Jean was among several dozen presidential candidates who faced challenges to their bids. And although the council did not explain its decision, there had been concerns Jean might not meet residency requirements because he lives primarily in the United States. He also faces questions about US back taxes.

Haiti's November 28 election is still uncertain in the aftermath of a powerful January 12 earthquake that killed at least 250,000 people and left 1.5 million homeless.

In an open letter made public before the ruling, Jean said that whatever his own political fate, the world needed to do more to help Haiti, whose already serious woes were multiplied by the catastrophic earthquake.

But critics say that Jean's track record at helping Haiti has been spotty at best.

US actor Sean Penn, who runs a 55,000-person tent camp for the homeless in Haiti, and others have accused Jean of misusing hundreds of thousands of dollars he raised after the earthquake for a charity he ran.

"He has been virtually silent for those of us in Haiti; he has been a non-presence," Penn told CNN in an interview earlier this month.

In a report Tuesday, The New York Times spotlighted a history of poor financial management at Jean's Yele Haiti charity, including a 250,000-dollar payment it made to a television station that the singer and a cousin had recently acquired.

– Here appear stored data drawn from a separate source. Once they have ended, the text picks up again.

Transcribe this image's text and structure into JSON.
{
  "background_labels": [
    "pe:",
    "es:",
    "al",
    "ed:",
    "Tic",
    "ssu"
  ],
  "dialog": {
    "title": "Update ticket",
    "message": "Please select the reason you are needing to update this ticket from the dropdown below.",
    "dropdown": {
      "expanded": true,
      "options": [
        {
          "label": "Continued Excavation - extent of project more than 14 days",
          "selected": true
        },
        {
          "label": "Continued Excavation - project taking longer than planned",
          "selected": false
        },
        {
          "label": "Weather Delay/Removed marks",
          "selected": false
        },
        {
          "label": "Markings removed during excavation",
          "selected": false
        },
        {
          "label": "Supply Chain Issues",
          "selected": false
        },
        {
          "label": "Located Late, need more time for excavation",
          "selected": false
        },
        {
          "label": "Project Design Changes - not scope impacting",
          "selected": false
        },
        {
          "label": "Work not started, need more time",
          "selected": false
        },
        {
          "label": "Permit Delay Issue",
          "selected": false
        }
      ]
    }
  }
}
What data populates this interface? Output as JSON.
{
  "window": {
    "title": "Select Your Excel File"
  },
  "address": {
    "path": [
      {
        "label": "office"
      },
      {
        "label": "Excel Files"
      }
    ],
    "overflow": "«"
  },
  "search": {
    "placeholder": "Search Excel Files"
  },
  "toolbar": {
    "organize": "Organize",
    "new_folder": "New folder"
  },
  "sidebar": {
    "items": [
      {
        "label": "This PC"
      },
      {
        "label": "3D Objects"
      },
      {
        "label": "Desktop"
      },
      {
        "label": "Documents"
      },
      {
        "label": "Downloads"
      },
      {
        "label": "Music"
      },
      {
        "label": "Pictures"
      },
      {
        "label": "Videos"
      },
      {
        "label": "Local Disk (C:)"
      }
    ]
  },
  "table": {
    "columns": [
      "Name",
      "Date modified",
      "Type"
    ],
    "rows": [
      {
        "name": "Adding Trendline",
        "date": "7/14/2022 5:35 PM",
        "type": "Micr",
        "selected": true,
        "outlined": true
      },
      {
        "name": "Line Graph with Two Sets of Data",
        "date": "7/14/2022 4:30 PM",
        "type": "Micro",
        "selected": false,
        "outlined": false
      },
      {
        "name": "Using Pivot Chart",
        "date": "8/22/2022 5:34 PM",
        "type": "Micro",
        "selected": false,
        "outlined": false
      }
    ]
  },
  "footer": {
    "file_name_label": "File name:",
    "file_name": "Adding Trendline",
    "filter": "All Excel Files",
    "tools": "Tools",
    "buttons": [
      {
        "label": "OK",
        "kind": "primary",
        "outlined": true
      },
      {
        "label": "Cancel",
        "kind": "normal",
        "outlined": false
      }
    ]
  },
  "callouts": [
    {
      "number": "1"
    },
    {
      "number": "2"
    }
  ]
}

In an earlier statement, Jean acknowledged "missteps" at the charity before the earthquake but said claims of misappropriated funds were an "outright falsity."

"Unhappy former employees, old rumors and long negated claims are simply distractions at this crucial juncture, when my advisers and I need total focus on the Haitian situation," he said.

Jean is hugely popular among Haiti's youth, and some 300 of his supporters marched in heavy rain outside the country's electoral office Thursday.

"We are here to defend a just cause -- Wyclef Jean is a Haitian native, he is the candidate of the people, and we want him as our president. He should be in the electoral race," said one young demonstrator.

Jean met on Thursday with Prime Minister Rene Preval, but said the meeting "was not about stepping down."

In a Friday interview with The Miami Herald, Jean said Preval was concerned about alleged death threats against him and asked if he needed more security.

Jean said the president, during the meeting, arranged a call with his presidential pick, Jude Celestin, as a way of showing he did not want any "ugliness" in the upcoming election.